Three major corporate names – Levi Strauss, Starbucks and Swiss flavours, fragrances and cosmetics group Givaudan – were represented in a debate on the balance between corporates’ drive for profitability and a sustainable finance function. Not that the two are mutually exclusive, said Johan Nystedt, vice president finance and global corporate treasurer at the iconic blue jeans label. “Not only is sustainability the right policy to follow, but it’s also a profitable one.”
Levi’s ‘Better Cotton’ initiative had seen productivity improvements among its cotton farmers, while Starbucks’ vice president and treasurer for the US, Drew Wolff, said that the chain’s sustainability programme originated in the 1990s when Starbucks was asked if its coffee was Fairtrade-certified. Its product was 100% sustainably grown and treasury was involved in all discussions on the issue, liaising regularly with the director of global responsibility.

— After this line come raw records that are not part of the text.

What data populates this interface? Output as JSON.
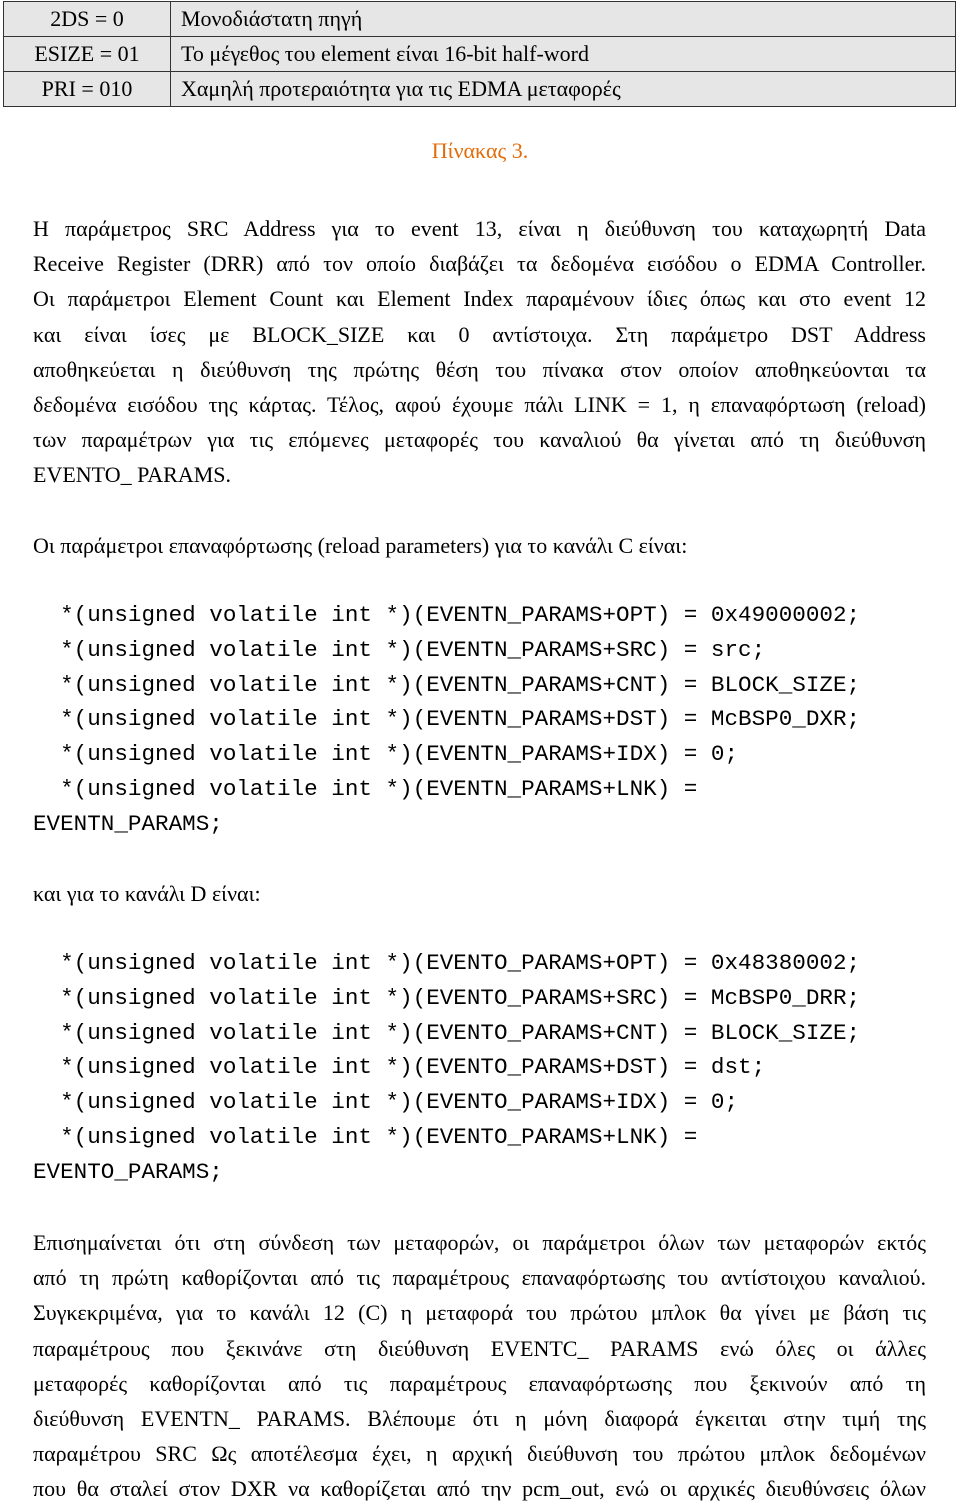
{
  "table": [
    [
      "2DS = 0",
      "Μονοδιάστατη πηγή"
    ],
    [
      "ESIZE = 01",
      "Το μέγεθος του element είναι 16-bit half-word"
    ],
    [
      "PRI = 010",
      "Χαμηλή προτεραιότητα για τις EDMA μεταφορές"
    ]
  ],
  "caption": "Πίνακας 3.",
  "para1": [
    "Η παράμετρος SRC Address για το event 13, είναι η διεύθυνση του καταχωρητή Data",
    "Receive Register (DRR) από τον οποίο διαβάζει τα δεδομένα εισόδου ο EDMA Controller.",
    "Οι παράμετροι Element Count και Element Index παραμένουν ίδιες όπως και στο event 12",
    "και είναι ίσες με BLOCK_SIZE και 0 αντίστοιχα. Στη παράμετρο DST Address",
    "αποθηκεύεται η διεύθυνση της πρώτης θέση του πίνακα στον οποίον αποθηκεύονται τα",
    "δεδομένα εισόδου της κάρτας. Τέλος, αφού έχουμε πάλι LINK = 1, η επαναφόρτωση (reload)",
    "των παραμέτρων για τις επόμενες μεταφορές του καναλιού θα γίνεται από τη διεύθυνση",
    "EVENTO_ PARAMS."
  ],
  "para2": "Οι παράμετροι επαναφόρτωσης (reload parameters) για το κανάλι C είναι:",
  "codeC": [
    "  *(unsigned volatile int *)(EVENTN_PARAMS+OPT) = 0x49000002;",
    "  *(unsigned volatile int *)(EVENTN_PARAMS+SRC) = src;",
    "  *(unsigned volatile int *)(EVENTN_PARAMS+CNT) = BLOCK_SIZE;",
    "  *(unsigned volatile int *)(EVENTN_PARAMS+DST) = McBSP0_DXR;",
    "  *(unsigned volatile int *)(EVENTN_PARAMS+IDX) = 0;",
    "  *(unsigned volatile int *)(EVENTN_PARAMS+LNK) =",
    "EVENTN_PARAMS;"
  ],
  "para3": "και για το κανάλι D είναι:",
  "codeD": [
    "  *(unsigned volatile int *)(EVENTO_PARAMS+OPT) = 0x48380002;",
    "  *(unsigned volatile int *)(EVENTO_PARAMS+SRC) = McBSP0_DRR;",
    "  *(unsigned volatile int *)(EVENTO_PARAMS+CNT) = BLOCK_SIZE;",
    "  *(unsigned volatile int *)(EVENTO_PARAMS+DST) = dst;",
    "  *(unsigned volatile int *)(EVENTO_PARAMS+IDX) = 0;",
    "  *(unsigned volatile int *)(EVENTO_PARAMS+LNK) =",
    "EVENTO_PARAMS;"
  ],
  "para4": [
    "Επισημαίνεται ότι στη σύνδεση των μεταφορών, οι παράμετροι όλων των μεταφορών εκτός",
    "από τη πρώτη καθορίζονται από τις παραμέτρους επαναφόρτωσης του αντίστοιχου καναλιού.",
    "Συγκεκριμένα, για το κανάλι 12 (C) η μεταφορά του πρώτου μπλοκ θα γίνει με βάση τις",
    "παραμέτρους που ξεκινάνε στη διεύθυνση EVENTC_ PARAMS ενώ όλες οι άλλες",
    "μεταφορές καθορίζονται από τις παραμέτρους επαναφόρτωσης που ξεκινούν από τη",
    "διεύθυνση EVENTN_ PARAMS. Βλέπουμε ότι η μόνη διαφορά έγκειται στην τιμή της",
    "παραμέτρου SRC Ως αποτέλεσμα έχει, η αρχική διεύθυνση του πρώτου μπλοκ δεδομένων",
    "που θα σταλεί στον DXR να καθορίζεται από την pcm_out, ενώ οι αρχικές διευθύνσεις όλων"
  ]
}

Stewart Harris, group head of treasury, tax and insurance at Givaudan, told the audience to expect a dramatic change in the tax environment for business over the next five years. “Corporates will need to take a more responsible view of tax and how they distribute profits,” he forecast. “[The OECD’s] base erosion and profit shifting [BEPS] project will look closely at this.”
Harris added that the push for greater tax transparency will impose a greater burden on companies to provide more country-by-country reporting, greater disclosure and more granular information. He hoped that more sophisticated technology and reporting systems would enable companies to rise to the challenge.”
The three panellists were also asked if there were any “corporate role models” that set a high standard on sustainability. Nystedt said that both Nike and Starbucks had done a good job and Nestle was to be lauded on its creating shared value (CSV) strategy. Harris added that major chemical producers had attracted less publicity, but should also be recognised for the steady improvement in their safety performance.
Banks and Basel III
A later morning session on Day Three of the conference was titled ‘Is your bank sustainable’ for your future. As with several other sessions at this year’s conference, the shock announcement last February by Royal Bank of Scotland (RBS) that it planned to wind down its non-UK and Western Europe cash management services, including trade finance, was regularly referenced.
According to Daniel Blumen, a partner of Treasury Alliance Group, the RBS decision is just one of the ways in which the Basel III capital adequacy regime has begun to impact on the banking sector. “Treasury might not be glamorous, but it’s crucial to any enterprise and needs sustainable banking relationships,” he declared. “That sustainability is now under threat from the triple forces of politics, technology and regulation, while Basel III – which is already having an impact – will get much worse.”
Indeed, polls conducted among the audience found that 45% of delegates confirmed that their bank had increased the price of term bank credit in the past six months. Asked ‘have any of your banks withdrawn services in a country’ over the same period, three in four delegates replied ‘yes’.
Blumen highlighted a number of major changes that have been driven by Basel III, although often they had not been directly attributed to the new regime:
- In the US, the earnings credit rate (ECR) now varies significantly from one bank to another.
- There is greater precision in selecting the level of revolving credit agreements.
- Banks are selectively exiting relationships and/or lines of business, which has seen a number of broker dealers “unceremoniously dumped”.
He offered a number of tips to corporate treasurers for maintaining a sustainable relationship with their banks: be open with them (they hate surprises); develop a matrix of business that can be offered to a bank but reallocated as and when necessary; meet personally with the bank and give them access to division managers; and don’t give your business to any bank that doesn’t appreciate it.
Adopting Plan B
Among the companies that have had to find a new cash management bank following RBS’s decision is oil and gas giant Shell. In a session titled ‘How to function when your bank doesn’t. Frances Hinden, vice president, treasury operations for Shell International UK, explained that the group had originally selected ABN Amro as its cash management bank for Western Europe back in 2001. This had changed to Royal Bank of Scotland six years later, following RBS’s purchase of the Dutch bank.
“Earlier this year, RBs informed us that they would no longer be providing cash management services, despite having regularly assured us that they were in it for the long term,” said Hinden. However, they had explained the reasons behind their decision and given Shell the opportunity to select a replacement cash management bank.
She told delegates that Shell ran a request for proposal (RFP) process between April and July this year and asked each candidate bank about its strategy, operations and the profitability of its cash management business (which not all banks had been keen to provide). “The most important question was would they be there in the future?” added Hinden. “It gave us a very different focus from similar tenders that we have carried out in the past.”
It will take Shell around 18 months to find a replacement for RBS and the project must be completed by the end of 2016 when “several hundred thousand customers” will need to be informed of the change. “The cost to the group will be between £3m and £6m, which explains why people seldom change their cash management bank voluntarily,” commented Hinden.